Perhaps the British can serve us an an example. Before succumbing to the metric system, they typically weighed things in stone rather than pounds (pounds being reserved for referring to their specie). Now, the nominal weight of a stone is fourteen pounds. Obviously saying that a newborn baby weighed one stone would be meaningless unless the number were in fact precise to the pound; in that case one would have to say something like "the baby weighed an entire stone!" But for purposes of giving the weight of an adult a stone was not exactly fourteen pounds; it only represented an approximate range. So an eighteen-stone man was one of considerable size or girth--about 250 pounds.

Since height was typically measured in cubits, one would go from being three to four cubits tall as soon as he crossed that threshold--adding, in nominal terms, one cubit to his stature.

So, back to Goliath. For some reason his height is given more precisely than any other person in the Bible (although the Ark of the Covenant was also measured down to the half cubit). By the way, Ishbi-Benob is actually the only other person in the Bible whose height is given (five cubits, which may then have been in the same range as Goliath's), but Christian History tells us that the Apostle Paul was only three cubits tall. Many are the commentators who leap to the conclusion that Paul was therefore 4' 6", but they are committing the fallacy of overprecision. Not only is their cubit itself too precise, they aren't even rounding to the nearest cubit. Since 3½ cubits is the normal height for a person, all we can say for sure is that Paul was about 10 inches shorter than normal, give or take several inches. He could well have been five foot even.

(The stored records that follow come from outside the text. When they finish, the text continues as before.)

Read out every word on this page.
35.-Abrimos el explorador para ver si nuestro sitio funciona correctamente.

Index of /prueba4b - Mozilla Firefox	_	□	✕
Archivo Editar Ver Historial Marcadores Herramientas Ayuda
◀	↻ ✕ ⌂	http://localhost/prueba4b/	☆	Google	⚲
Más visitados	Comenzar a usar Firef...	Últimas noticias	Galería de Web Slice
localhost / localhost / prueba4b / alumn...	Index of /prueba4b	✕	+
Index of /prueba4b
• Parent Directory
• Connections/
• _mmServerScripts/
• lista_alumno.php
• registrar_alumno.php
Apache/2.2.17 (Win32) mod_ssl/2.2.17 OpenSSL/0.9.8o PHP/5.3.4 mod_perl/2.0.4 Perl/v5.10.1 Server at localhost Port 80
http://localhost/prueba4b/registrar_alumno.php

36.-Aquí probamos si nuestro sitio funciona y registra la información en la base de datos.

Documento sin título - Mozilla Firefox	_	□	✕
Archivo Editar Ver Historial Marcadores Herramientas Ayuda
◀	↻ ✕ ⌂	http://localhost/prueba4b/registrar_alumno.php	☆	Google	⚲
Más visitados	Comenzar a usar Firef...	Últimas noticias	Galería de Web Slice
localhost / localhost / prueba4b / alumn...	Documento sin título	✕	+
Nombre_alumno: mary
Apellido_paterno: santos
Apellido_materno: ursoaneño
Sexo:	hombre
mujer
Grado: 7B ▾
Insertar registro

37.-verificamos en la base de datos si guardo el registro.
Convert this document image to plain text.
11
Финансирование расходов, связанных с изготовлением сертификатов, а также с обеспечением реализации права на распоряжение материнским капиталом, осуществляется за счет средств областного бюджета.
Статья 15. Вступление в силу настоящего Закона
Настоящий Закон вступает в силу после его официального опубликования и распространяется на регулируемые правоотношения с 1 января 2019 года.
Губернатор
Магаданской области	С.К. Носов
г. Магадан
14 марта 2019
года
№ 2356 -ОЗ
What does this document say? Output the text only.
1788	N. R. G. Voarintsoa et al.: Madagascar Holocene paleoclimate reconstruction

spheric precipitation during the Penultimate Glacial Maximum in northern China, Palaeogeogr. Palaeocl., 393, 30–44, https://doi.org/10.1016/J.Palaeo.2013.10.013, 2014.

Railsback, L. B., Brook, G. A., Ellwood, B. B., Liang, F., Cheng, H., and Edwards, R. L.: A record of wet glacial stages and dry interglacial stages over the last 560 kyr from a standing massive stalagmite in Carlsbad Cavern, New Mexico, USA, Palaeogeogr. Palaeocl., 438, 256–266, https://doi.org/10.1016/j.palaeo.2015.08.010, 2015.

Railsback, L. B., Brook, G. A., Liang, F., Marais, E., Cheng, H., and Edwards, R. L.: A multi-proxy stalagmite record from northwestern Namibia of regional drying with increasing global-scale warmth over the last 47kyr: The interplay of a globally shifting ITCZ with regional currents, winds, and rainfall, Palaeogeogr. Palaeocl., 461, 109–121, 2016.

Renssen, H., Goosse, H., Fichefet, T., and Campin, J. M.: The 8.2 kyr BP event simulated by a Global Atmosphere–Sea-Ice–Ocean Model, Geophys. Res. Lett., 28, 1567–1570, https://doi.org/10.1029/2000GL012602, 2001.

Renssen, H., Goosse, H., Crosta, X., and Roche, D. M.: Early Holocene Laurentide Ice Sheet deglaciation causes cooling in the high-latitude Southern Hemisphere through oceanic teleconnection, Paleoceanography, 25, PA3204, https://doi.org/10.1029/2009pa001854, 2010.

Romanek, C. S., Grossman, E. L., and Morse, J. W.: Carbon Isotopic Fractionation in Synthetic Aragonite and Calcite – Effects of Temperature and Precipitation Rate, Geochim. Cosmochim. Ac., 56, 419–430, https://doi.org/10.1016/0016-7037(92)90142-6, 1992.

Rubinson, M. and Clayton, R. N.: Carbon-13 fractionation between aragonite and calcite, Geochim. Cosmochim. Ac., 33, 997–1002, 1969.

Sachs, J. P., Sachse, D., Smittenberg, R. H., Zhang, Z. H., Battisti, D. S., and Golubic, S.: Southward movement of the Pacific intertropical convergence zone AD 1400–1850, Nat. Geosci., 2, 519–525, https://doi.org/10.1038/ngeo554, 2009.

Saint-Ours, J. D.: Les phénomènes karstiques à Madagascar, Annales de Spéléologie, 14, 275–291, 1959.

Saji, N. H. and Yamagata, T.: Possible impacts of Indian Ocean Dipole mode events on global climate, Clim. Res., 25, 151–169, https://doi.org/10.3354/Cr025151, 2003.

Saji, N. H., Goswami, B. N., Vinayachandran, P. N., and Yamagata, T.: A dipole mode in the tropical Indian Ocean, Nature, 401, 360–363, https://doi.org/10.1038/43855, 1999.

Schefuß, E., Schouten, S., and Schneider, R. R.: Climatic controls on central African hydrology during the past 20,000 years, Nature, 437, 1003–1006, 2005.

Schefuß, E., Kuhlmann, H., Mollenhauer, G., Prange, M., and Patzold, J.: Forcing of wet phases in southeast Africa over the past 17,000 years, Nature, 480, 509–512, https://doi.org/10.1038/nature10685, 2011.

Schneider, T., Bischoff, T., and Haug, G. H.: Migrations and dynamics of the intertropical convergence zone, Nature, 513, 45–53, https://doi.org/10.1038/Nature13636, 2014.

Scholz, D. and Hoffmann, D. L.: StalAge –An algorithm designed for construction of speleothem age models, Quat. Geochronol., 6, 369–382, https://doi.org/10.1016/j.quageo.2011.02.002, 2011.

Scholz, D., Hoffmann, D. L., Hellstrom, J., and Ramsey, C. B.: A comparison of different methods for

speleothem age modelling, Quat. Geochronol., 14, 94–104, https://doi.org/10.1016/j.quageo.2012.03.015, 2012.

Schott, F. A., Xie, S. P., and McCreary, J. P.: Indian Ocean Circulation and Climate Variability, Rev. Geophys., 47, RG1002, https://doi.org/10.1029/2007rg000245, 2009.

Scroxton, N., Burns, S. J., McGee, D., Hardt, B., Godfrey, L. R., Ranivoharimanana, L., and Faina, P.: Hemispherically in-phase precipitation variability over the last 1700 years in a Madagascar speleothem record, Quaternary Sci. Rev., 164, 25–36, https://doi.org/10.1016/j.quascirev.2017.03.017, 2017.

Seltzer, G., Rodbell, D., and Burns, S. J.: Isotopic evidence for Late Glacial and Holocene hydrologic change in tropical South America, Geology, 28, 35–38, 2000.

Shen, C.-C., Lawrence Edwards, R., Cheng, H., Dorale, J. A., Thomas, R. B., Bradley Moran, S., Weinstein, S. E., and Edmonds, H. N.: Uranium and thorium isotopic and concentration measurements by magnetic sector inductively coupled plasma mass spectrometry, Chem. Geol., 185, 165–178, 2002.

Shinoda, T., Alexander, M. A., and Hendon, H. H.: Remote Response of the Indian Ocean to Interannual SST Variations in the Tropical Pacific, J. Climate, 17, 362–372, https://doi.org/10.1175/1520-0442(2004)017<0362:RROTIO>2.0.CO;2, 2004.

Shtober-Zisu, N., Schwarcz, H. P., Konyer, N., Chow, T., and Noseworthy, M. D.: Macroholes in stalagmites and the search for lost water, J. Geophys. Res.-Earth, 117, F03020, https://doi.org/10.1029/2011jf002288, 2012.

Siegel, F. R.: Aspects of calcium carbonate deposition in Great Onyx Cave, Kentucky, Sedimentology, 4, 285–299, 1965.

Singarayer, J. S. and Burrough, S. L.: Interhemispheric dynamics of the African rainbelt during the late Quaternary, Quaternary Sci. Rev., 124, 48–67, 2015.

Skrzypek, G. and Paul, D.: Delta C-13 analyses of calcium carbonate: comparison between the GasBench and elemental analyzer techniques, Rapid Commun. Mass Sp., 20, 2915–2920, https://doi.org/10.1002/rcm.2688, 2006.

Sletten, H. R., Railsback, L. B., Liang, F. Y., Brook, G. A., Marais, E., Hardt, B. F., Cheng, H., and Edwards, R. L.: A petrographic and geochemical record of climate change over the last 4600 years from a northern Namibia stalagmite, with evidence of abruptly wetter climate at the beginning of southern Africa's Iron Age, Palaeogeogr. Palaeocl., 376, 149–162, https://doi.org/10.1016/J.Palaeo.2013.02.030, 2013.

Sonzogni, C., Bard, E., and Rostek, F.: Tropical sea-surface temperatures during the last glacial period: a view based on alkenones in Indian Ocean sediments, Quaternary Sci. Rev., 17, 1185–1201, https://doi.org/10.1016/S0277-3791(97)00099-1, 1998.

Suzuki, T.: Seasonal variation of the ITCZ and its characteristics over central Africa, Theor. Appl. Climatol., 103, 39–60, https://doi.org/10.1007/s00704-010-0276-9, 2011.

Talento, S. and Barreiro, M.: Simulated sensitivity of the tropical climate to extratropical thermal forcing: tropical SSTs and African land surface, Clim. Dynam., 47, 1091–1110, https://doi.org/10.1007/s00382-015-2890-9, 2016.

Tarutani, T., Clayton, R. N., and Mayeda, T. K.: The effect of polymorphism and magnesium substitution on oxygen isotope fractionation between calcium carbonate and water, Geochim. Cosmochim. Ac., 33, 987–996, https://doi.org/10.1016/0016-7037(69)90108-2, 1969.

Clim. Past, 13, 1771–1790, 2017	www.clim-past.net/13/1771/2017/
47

So for Goliath, we have a more precise measurement for his height: to the nearest five or so inches. Since other giants of antiquity are listed at seven cubits, even his 6½ cubits kept him out of the record books. Were he two cubits less than that, however, the half a cubit by which he was shorter than Ishbi-Benob would definitely put him in the junior league of giants. Only if he were a particularly short giant would it make sense to add that extra half cubit--even as a 4½ year old is careful to add that extra half year, it representing as it does a whole eighth of his lifespan. This would also make more sense, given that King Saul, as a tall short man, must have been pretty close in height to Goliath, a short tall man. Yet even though he had his own suit of armor and a sword, he was willing--the coward--to send a shepherd boy, who had neither, up against Goliath.  It would also make sense that David could find Goliath's sword, although obviously bigger than normal, to be of some use to him; perhaps it was more like a dagger to Goliath.  When David said "There is none like it" he could well have been referring to its patented forging, rather than its unique size.

One last note: An Egyptian text gives an interesting height to the giants of Canaan:

"The face of the pass is dangerous with Shasu, hidden under the bushes. Some of them are 4 or 5 cubits, nose to foot, with wild faces."

Note that "four cubits and a span" falls right in the middle of that range. And that "six cubits and a span" puts Goliath way out of it.